Anggota Komisi Percepatan Reformasi Polri (KPRP), Mahfud MD, menyampaikan ancaman serius yang tengah dihadapi Kepolisian Republik Indonesia (Polri). Ia menyoroti adanya intervensi politik dan krisis kepemimpinan sebagai persoalan utama yang menghambat profesionalisme kepolisian saat ini.
Menurut Mahfud, masalah Polri bukan terletak pada struktur maupun regulasi yang sudah diperbaiki sejak era reformasi 1998. Fokus utama yang harus ditangani adalah praktik-praktik di lapangan yang masih jauh dari nilai profesionalisme.
Intervensi Politik Menggerogoti Institusi Polri
Mahfud menjelaskan bahwa masuknya politik dalam tubuh Polri menjadi penyebab krusial terjadinya berbagai praktik penyimpangan. Hal ini membuat institusi yang mestinya independen dan netral justru menjadi rawan politisasi dan pengaruh kekuasaan tertentu.

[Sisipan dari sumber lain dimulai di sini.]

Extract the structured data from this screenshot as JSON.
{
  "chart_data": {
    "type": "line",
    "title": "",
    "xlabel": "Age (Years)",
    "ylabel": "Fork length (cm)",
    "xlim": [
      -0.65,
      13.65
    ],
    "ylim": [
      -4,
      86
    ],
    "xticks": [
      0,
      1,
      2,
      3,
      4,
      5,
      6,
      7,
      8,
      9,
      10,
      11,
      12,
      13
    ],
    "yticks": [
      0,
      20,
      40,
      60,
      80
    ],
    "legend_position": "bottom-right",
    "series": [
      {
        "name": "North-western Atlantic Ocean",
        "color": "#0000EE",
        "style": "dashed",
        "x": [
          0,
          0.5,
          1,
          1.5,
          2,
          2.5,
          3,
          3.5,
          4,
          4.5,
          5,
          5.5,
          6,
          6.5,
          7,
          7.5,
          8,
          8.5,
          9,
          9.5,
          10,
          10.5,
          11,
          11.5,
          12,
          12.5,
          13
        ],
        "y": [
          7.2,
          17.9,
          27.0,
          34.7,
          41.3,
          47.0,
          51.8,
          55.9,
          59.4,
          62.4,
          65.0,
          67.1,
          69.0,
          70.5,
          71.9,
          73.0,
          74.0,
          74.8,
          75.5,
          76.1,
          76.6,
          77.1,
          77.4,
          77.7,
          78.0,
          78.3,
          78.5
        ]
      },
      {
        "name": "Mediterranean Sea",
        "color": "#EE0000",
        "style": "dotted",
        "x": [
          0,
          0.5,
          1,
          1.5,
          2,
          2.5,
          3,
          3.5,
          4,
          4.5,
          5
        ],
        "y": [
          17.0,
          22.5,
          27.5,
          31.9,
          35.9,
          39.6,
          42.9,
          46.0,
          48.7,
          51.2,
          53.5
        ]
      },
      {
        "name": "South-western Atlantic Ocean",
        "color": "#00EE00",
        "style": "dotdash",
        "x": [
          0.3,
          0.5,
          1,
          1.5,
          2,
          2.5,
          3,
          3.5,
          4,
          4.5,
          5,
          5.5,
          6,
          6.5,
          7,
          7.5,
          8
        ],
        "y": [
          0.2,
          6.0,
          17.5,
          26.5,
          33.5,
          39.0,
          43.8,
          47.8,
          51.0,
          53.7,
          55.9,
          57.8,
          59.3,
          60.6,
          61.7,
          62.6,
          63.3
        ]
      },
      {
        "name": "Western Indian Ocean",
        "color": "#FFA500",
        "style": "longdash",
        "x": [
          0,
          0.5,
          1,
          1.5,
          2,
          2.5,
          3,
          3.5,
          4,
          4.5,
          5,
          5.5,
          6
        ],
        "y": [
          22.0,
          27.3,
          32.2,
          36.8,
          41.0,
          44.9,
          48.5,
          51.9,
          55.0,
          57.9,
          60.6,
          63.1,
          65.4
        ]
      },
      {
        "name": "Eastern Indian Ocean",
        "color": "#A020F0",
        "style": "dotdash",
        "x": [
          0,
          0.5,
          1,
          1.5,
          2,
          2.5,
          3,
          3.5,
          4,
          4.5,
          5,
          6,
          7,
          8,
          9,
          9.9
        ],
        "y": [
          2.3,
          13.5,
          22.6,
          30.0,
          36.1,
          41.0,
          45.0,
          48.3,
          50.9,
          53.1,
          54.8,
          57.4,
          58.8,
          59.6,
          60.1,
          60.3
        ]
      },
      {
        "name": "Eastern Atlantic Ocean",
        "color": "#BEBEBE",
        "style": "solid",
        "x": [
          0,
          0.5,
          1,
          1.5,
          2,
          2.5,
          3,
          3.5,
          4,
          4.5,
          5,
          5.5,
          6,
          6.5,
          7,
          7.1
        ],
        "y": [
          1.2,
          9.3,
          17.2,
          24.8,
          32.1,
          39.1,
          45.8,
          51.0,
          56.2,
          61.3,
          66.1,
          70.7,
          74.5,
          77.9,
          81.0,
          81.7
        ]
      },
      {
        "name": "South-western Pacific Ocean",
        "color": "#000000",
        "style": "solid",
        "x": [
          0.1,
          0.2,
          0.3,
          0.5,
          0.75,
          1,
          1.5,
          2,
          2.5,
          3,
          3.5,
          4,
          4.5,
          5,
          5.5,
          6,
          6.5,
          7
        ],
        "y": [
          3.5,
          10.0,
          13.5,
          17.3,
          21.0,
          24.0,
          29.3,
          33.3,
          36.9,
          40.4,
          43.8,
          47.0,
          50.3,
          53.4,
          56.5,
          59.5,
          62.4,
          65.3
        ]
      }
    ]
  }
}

Ia menambahkan, apabila pimpinan di kepolisian bersih dan tidak terkontaminasi oleh politik, maka struktur di bawahnya akan ikut baik. Kondisi saat ini menunjukkan sebaliknya, di mana lemahnya kepemimpinan turut memperparah masalah internal.
Fakta Tentang Penyakit Kronis di Polri
Dalam paparan Mahfud, ada sejumlah persoalan yang merusak citra Polri secara keseluruhan. Berikut ini beberapa penyakit kronis yang wajib mendapat perhatian serius:
- Praktik pemerasan terhadap masyarakat.
- Penyalahgunaan wewenang oleh anggota kepolisian.

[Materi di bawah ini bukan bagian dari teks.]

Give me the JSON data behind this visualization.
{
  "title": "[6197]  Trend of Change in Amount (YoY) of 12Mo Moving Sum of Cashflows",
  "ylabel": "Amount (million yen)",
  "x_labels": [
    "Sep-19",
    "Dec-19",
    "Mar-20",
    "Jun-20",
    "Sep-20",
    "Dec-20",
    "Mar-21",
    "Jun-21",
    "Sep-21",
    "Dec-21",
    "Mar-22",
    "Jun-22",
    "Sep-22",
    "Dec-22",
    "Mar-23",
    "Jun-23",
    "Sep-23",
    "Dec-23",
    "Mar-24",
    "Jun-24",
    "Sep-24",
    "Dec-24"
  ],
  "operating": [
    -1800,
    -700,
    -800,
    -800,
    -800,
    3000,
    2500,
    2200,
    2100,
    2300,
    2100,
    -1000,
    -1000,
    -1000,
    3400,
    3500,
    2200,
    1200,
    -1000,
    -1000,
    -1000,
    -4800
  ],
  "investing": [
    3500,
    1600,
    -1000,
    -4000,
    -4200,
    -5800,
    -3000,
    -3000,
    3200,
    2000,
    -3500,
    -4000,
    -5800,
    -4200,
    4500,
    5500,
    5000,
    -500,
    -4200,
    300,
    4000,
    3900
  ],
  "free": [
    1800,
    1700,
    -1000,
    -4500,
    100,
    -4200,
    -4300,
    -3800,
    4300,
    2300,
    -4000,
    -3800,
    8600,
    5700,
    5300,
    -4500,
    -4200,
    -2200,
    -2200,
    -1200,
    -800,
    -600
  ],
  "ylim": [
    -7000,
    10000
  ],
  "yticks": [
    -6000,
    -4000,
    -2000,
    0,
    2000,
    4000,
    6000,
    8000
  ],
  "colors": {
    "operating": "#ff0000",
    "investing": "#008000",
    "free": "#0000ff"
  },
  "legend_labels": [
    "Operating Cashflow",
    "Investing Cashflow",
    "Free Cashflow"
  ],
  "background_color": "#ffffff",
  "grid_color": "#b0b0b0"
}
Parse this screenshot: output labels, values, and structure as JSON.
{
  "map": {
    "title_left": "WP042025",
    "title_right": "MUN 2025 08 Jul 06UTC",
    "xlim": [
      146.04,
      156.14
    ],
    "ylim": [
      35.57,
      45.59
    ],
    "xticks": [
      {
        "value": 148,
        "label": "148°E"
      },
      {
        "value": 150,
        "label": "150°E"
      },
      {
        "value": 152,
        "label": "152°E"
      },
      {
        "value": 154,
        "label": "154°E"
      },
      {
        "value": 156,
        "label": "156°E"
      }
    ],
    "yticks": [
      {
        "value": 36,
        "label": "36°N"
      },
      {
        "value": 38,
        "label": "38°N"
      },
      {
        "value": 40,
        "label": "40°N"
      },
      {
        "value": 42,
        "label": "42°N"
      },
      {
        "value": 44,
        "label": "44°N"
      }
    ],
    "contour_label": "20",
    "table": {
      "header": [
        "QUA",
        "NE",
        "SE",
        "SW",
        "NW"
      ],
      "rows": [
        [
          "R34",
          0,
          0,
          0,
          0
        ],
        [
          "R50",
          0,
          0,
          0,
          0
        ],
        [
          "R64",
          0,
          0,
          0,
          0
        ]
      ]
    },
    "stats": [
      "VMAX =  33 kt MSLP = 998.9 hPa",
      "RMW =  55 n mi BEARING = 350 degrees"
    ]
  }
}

- Gaya hidup hedonisme dan pamer kekayaan (flexing).
- Dugaan kolaborasi dengan jaringan kejahatan.
Fenomena tersebut menunjukkan kondisi yang jauh dari harapan masyarakat terhadap institusi penegak hukum.
Peran Komisi Percepatan Reformasi Polri
Mahfud juga menegaskan batas kewenangan KPRP dalam mengawasi Polri. KPRP tidak berperan dalam menangani kasus individu atau perkara hukum yang melibatkan anggota Polri. Tugas utama Komisi adalah merancang kerangka kebijakan strategis demi mempercepat proses reformasi dan meningkatkan kinerja kepolisian.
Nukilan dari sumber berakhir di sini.